A rundown of the basic steps needed to organize and execute a successful cake walk at your next PTO event.

Cake walks have long been a popular activity at parent groups events, and they’re still going strong. That’s probably due to the cake walk’s simplicity: As music plays, children walk around a large circle with numbers. When the music stops, a number is picked from a container and the child standing closest to the corresponding number on the circle wins a cake. Sounds like a sweet deal!

Over the years, parent groups have added their own twists to these events, but here’s a guide to help you put together a basic cake walk.

What you will need:

  • Donated cakes or other prizes
  • At least two parent volunteers—one to name the winners and the other to help children playing the game
  • A music device, such as an iPhone or portable CD player
  • A table to display prizes
  • Construction paper or pieces of cardboard to display numbers
  • Chalk, markers, or crayons for writing numbers

Square away official business first: Find out whether your group will need a permit.

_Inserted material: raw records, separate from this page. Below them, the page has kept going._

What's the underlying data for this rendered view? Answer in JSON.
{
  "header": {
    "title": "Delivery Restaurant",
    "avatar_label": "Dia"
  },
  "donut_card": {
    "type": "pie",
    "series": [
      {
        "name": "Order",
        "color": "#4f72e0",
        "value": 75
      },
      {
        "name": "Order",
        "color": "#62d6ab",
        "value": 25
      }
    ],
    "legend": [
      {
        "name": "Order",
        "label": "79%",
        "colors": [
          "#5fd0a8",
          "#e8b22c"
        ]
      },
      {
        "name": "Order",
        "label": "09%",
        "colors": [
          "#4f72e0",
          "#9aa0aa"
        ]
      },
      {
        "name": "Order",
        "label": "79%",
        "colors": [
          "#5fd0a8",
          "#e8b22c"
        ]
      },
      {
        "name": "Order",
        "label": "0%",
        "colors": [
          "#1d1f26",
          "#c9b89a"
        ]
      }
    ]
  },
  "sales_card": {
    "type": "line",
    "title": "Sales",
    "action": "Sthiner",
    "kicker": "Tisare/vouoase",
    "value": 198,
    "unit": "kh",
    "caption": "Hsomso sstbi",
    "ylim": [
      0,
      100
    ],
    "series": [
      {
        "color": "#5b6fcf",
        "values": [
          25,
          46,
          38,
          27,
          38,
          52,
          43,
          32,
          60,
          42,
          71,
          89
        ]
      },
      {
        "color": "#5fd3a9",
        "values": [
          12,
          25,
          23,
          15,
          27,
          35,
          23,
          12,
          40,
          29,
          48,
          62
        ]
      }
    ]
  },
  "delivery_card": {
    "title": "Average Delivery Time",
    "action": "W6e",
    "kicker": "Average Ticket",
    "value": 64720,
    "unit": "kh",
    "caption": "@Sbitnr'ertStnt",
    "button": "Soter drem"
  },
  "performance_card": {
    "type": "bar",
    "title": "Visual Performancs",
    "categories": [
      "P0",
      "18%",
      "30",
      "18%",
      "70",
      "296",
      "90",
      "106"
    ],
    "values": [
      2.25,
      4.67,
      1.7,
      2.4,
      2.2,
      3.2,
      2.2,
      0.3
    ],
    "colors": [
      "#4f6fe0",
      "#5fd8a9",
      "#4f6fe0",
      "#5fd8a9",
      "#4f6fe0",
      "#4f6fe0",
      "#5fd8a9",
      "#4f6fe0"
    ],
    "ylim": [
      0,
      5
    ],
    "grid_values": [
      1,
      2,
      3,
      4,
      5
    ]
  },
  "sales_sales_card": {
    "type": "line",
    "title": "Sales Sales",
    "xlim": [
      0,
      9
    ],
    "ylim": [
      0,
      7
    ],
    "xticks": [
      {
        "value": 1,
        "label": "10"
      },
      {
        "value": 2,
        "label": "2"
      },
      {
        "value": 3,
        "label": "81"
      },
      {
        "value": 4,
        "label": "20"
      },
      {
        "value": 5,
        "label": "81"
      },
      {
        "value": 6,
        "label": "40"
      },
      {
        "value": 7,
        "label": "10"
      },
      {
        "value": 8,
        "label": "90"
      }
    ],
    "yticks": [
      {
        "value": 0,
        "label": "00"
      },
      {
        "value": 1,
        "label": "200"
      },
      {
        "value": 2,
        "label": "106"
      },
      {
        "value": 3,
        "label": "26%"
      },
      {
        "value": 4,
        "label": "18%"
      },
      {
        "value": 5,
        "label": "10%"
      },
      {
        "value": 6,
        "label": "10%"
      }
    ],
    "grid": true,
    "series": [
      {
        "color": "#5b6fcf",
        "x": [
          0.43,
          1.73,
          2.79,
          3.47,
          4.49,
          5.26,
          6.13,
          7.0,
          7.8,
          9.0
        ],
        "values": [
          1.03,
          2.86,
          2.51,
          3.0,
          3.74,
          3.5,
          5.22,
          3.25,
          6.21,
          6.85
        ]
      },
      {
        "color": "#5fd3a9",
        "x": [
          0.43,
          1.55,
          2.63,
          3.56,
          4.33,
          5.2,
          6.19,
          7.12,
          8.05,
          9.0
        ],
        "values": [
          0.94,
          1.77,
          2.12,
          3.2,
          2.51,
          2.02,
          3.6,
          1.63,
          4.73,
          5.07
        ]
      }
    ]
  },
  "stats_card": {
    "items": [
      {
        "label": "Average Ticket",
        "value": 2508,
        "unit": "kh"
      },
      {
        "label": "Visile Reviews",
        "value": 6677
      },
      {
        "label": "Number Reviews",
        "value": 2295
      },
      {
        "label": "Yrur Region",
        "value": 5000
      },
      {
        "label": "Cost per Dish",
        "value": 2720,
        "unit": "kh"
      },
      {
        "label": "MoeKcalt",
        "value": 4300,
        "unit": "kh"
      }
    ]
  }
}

  • Some states and local governments require gaming permits for cake walks. To find out whether a permit is needed in your area, search online for “charitable gaming” and the name of your state.
  • It’s also a good idea to call your city hall and county government to ask whether they require any paperwork.

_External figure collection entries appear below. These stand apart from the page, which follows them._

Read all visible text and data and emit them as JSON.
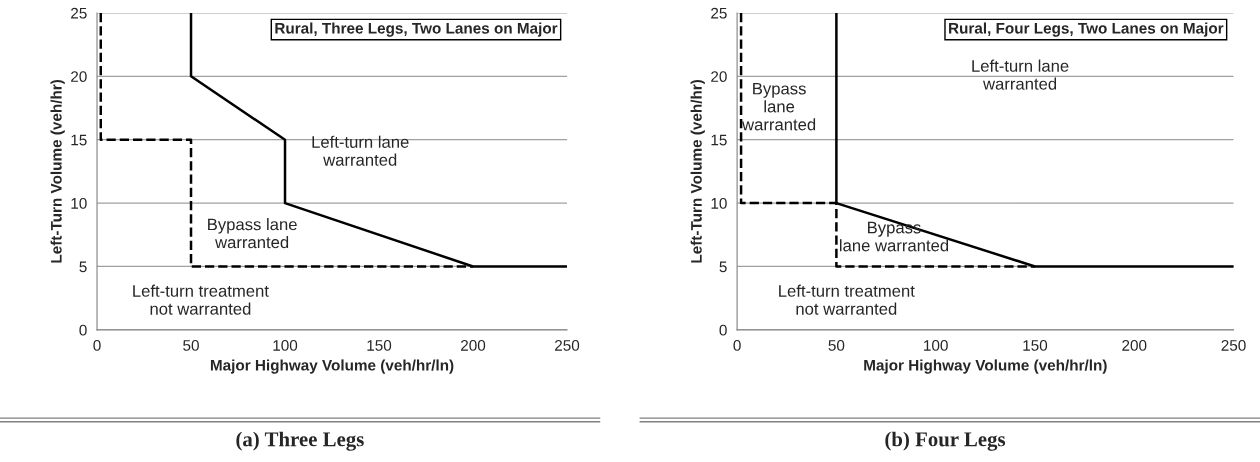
{
  "chart_data": [
    {
      "type": "line",
      "title": "Rural, Three Legs, Two Lanes on Major",
      "xlabel": "Major Highway Volume (veh/hr/ln)",
      "ylabel": "Left-Turn Volume (veh/hr)",
      "xlim": [
        0,
        250
      ],
      "ylim": [
        0,
        25
      ],
      "xticks": [
        0,
        50,
        100,
        150,
        200,
        250
      ],
      "yticks": [
        0,
        5,
        10,
        15,
        20,
        25
      ],
      "grid": "y",
      "series": [
        {
          "color": "#000000",
          "line_style": "solid",
          "x": [
            50,
            50,
            100,
            100,
            200,
            250
          ],
          "values": [
            25,
            20,
            15,
            10,
            5,
            5
          ]
        },
        {
          "color": "#000000",
          "line_style": "dashed",
          "x": [
            2,
            2,
            50,
            50,
            200
          ],
          "values": [
            25,
            15,
            15,
            5,
            5
          ]
        }
      ],
      "annotations": [
        "Left-turn lane\nwarranted",
        "Bypass lane\nwarranted",
        "Left-turn treatment\nnot warranted",
        "(a) Three Legs"
      ]
    },
    {
      "type": "line",
      "title": "Rural, Four Legs, Two Lanes on Major",
      "xlabel": "Major Highway Volume (veh/hr/ln)",
      "ylabel": "Left-Turn Volume (veh/hr)",
      "xlim": [
        0,
        250
      ],
      "ylim": [
        0,
        25
      ],
      "xticks": [
        0,
        50,
        100,
        150,
        200,
        250
      ],
      "yticks": [
        0,
        5,
        10,
        15,
        20,
        25
      ],
      "grid": "y",
      "series": [
        {
          "color": "#000000",
          "line_style": "solid",
          "x": [
            50,
            50,
            150,
            250
          ],
          "values": [
            25,
            10,
            5,
            5
          ]
        },
        {
          "color": "#000000",
          "line_style": "dashed",
          "x": [
            2,
            2,
            50,
            50,
            150
          ],
          "values": [
            25,
            10,
            10,
            5,
            5
          ]
        }
      ],
      "annotations": [
        "Left-turn lane\nwarranted",
        "Bypass\nlane\nwarranted",
        "Bypass\nlane warranted",
        "Left-turn treatment\nnot warranted",
        "(b) Four Legs"
      ]
    }
  ]
}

Setup: Picture a large circle.

  • For outside events, draw a circle on pavement. Write numbers around the circle using chalk, or tape paper or cardboard pieces with numbers around the circle.
  • Indoors, you can use pieces of paper, each with a number written on it, to create a circle shape. Or set up chairs to form a circle.

How it works: Think of musical chairs.

  • The game begins when music starts; children walk around the circle as the music continues.
  • When the music stops, children move to the nearest number.
  • A parent volunteer pulls a number from a hat (or any container) and the child with that corresponding number wins the cake.
  • The process is repeated for a certain period of time or until prizes run out!

Prizes: It doesn’t have to be just cakes; you can be creative.

  • Many groups put their own spin on this event, giving out prizes like cupcakes, candy, or a variety of different baked goods.
  • Some give away little trinkets in an effort to reduce the amount of sweets at the carnival or festival.

Where do all the cakes (or other sweets) come from? Rely on donations.

  • Some groups work with local bakeries to get donated cakes.
  • Other groups make requests to parents and community members to send in cakes and other baked goods.

Is this a fundraiser? It can be.

  • Some groups sell tickets to participate, and if all the prizes are donated, the event can be a moneymaker.

Things to consider: Food rules and playing fair.

  • Check with your school to see whether rules about food and snacks will apply at your event. You may need to use approved packaged goods as prizes.
  • Make sure you securely display the numbers so that children do not become confused (and upset) when a winning number is called.